Arsip Statis Seniman : I Dewa Gede Bakti

I Dewa Gede Bakti merupakan Seniman Tari yang berasal dari Desa Sulahan, Kecamatan Susut, Kabupaten Bangli.

Beliau lahir pada tanggal 31 Desember 1960 di Sulahan. Pria yang menyandang gelar Sarjana Sospol ini merupakan anak pertama dari pasangan I Dewa Made Daging yang juga merupakan seorang seniman dengan I Dewa Ayu Ketut Runih. I Dewa Gede Bakti memiliki 3 (tiga) orang anak hasil pernikahannya dengan I Dewa Agung Ayu Astiti, yakni : I Dewa Gede Putra Astika, I Dewa Made Budi Artawan dan I Dewa Nyoman Sedana Arta.

Pada awalnya I Dewa Gede Bakti merupakan orang yang anti dengan kesenian meskipun keturunan dari ayah yang merupakan seorang Seniman Tari. Karena keinginan ayahnya maka dipaksalah I Dewa Gede Bakti memerankan tokoh Leak-leakan dalam pementasan Calonarang.

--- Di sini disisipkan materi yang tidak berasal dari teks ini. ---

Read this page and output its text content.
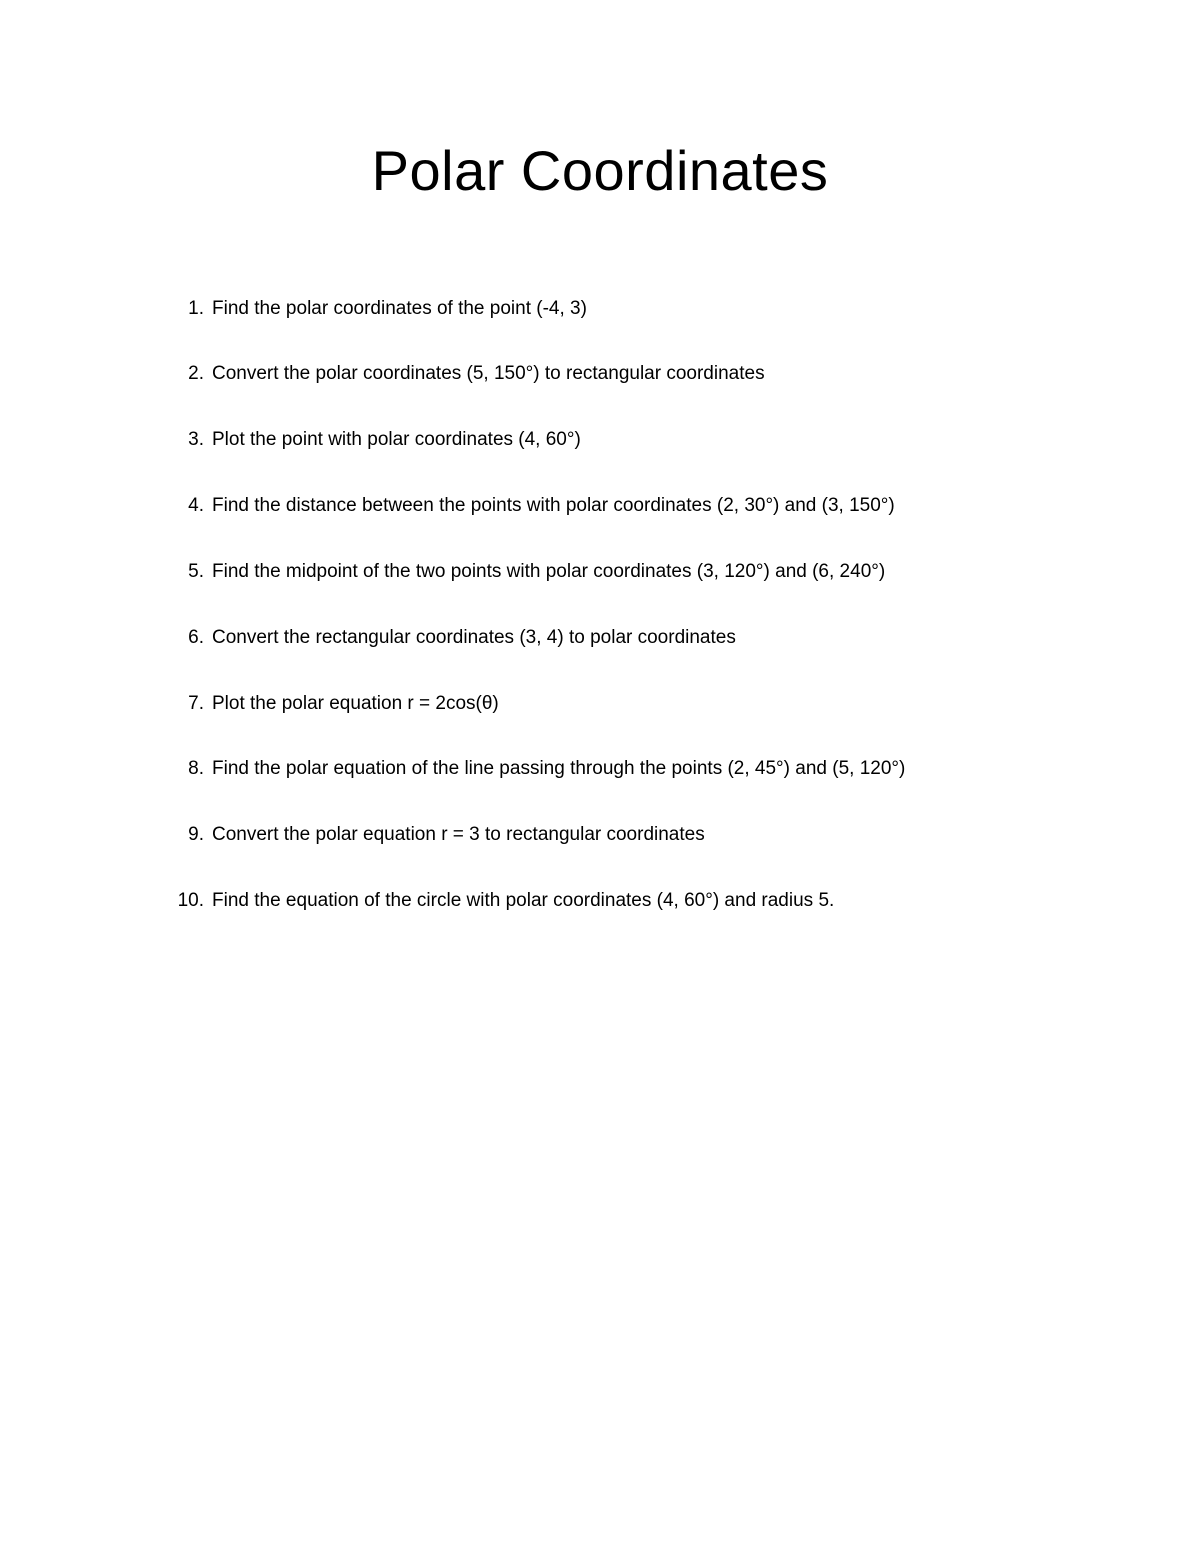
Polar Coordinates
1. Find the polar coordinates of the point (-4, 3)
2. Convert the polar coordinates (5, 150°) to rectangular coordinates
3. Plot the point with polar coordinates (4, 60°)
4. Find the distance between the points with polar coordinates (2, 30°) and (3, 150°)
5. Find the midpoint of the two points with polar coordinates (3, 120°) and (6, 240°)
6. Convert the rectangular coordinates (3, 4) to polar coordinates
7. Plot the polar equation r = 2cos(θ)
8. Find the polar equation of the line passing through the points (2, 45°) and (5, 120°)
9. Convert the polar equation r = 3 to rectangular coordinates
10. Find the equation of the circle with polar coordinates (4, 60°) and radius 5.
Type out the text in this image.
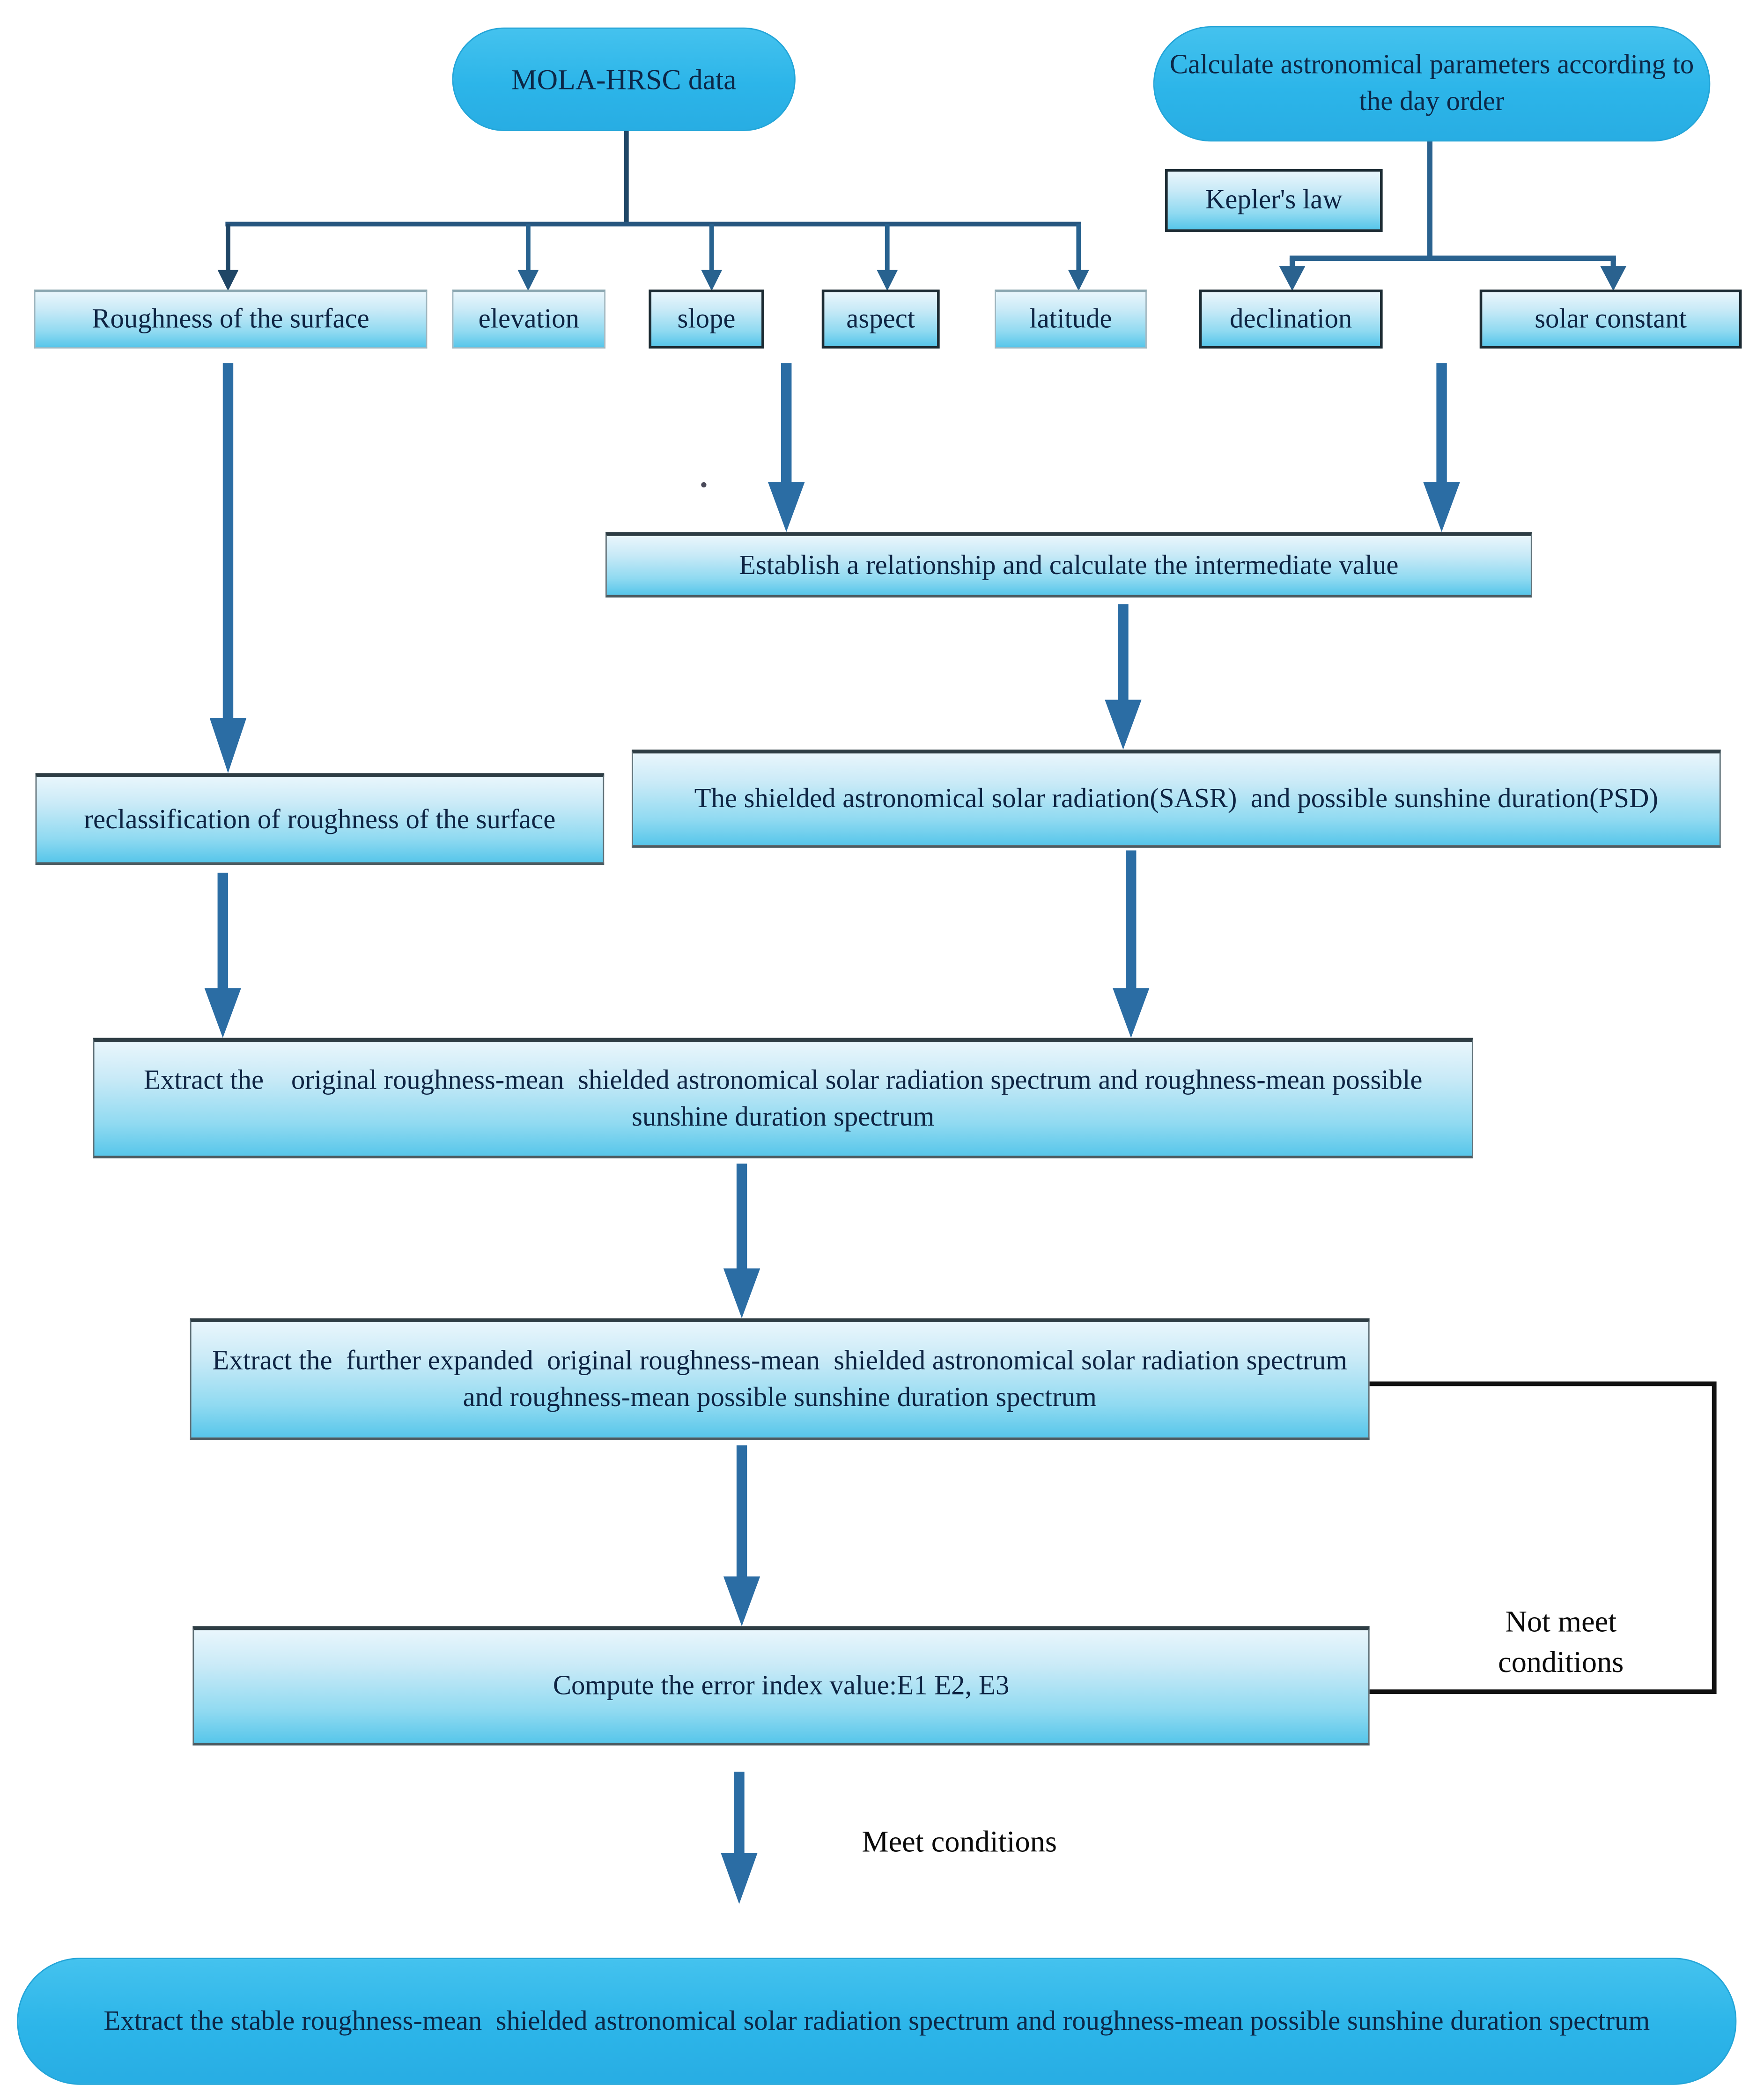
MOLA-HRSC data	Calculate astronomical parameters according to the day order
Kepler's law
Roughness of the surface	elevation	slope	aspect	latitude	declination	solar constant
Establish a relationship and calculate the intermediate value
reclassification of roughness of the surface
The shielded astronomical solar radiation(SASR)  and possible sunshine duration(PSD)
Extract the    original roughness-mean  shielded astronomical solar radiation spectrum and roughness-mean possible sunshine duration spectrum
Extract the  further expanded  original roughness-mean  shielded astronomical solar radiation spectrum and roughness-mean possible sunshine duration spectrum
Compute the error index value:E1 E2, E3
Extract the stable roughness-mean  shielded astronomical solar radiation spectrum and roughness-mean possible sunshine duration spectrum
Not meet conditions
Meet conditions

Ternyata hal ini mampu menghilangkan sifatnya yang anti dengan kesenian dan mulai menumbuhkan minatnya dalam menekuni dunia seni. Pada tahun 1980 beliau mulai menekuni dunia seni tari dan di tahun 1982 ditunjuk menjadi anggota Gong Kebyar Duta Kabupaten Bangli. Disanalah beliau diajarkan berbagai agem tari oleh Seniman Tari yang bernama Bapak Nyoman Pudja. Melalui dasar tari ini beliau mulai mengembangkan kemampuannya dalam menari dan mementaskannya dalam berbagai ajang pertunjukan maupun untuk ritual keagamaan (tari wali).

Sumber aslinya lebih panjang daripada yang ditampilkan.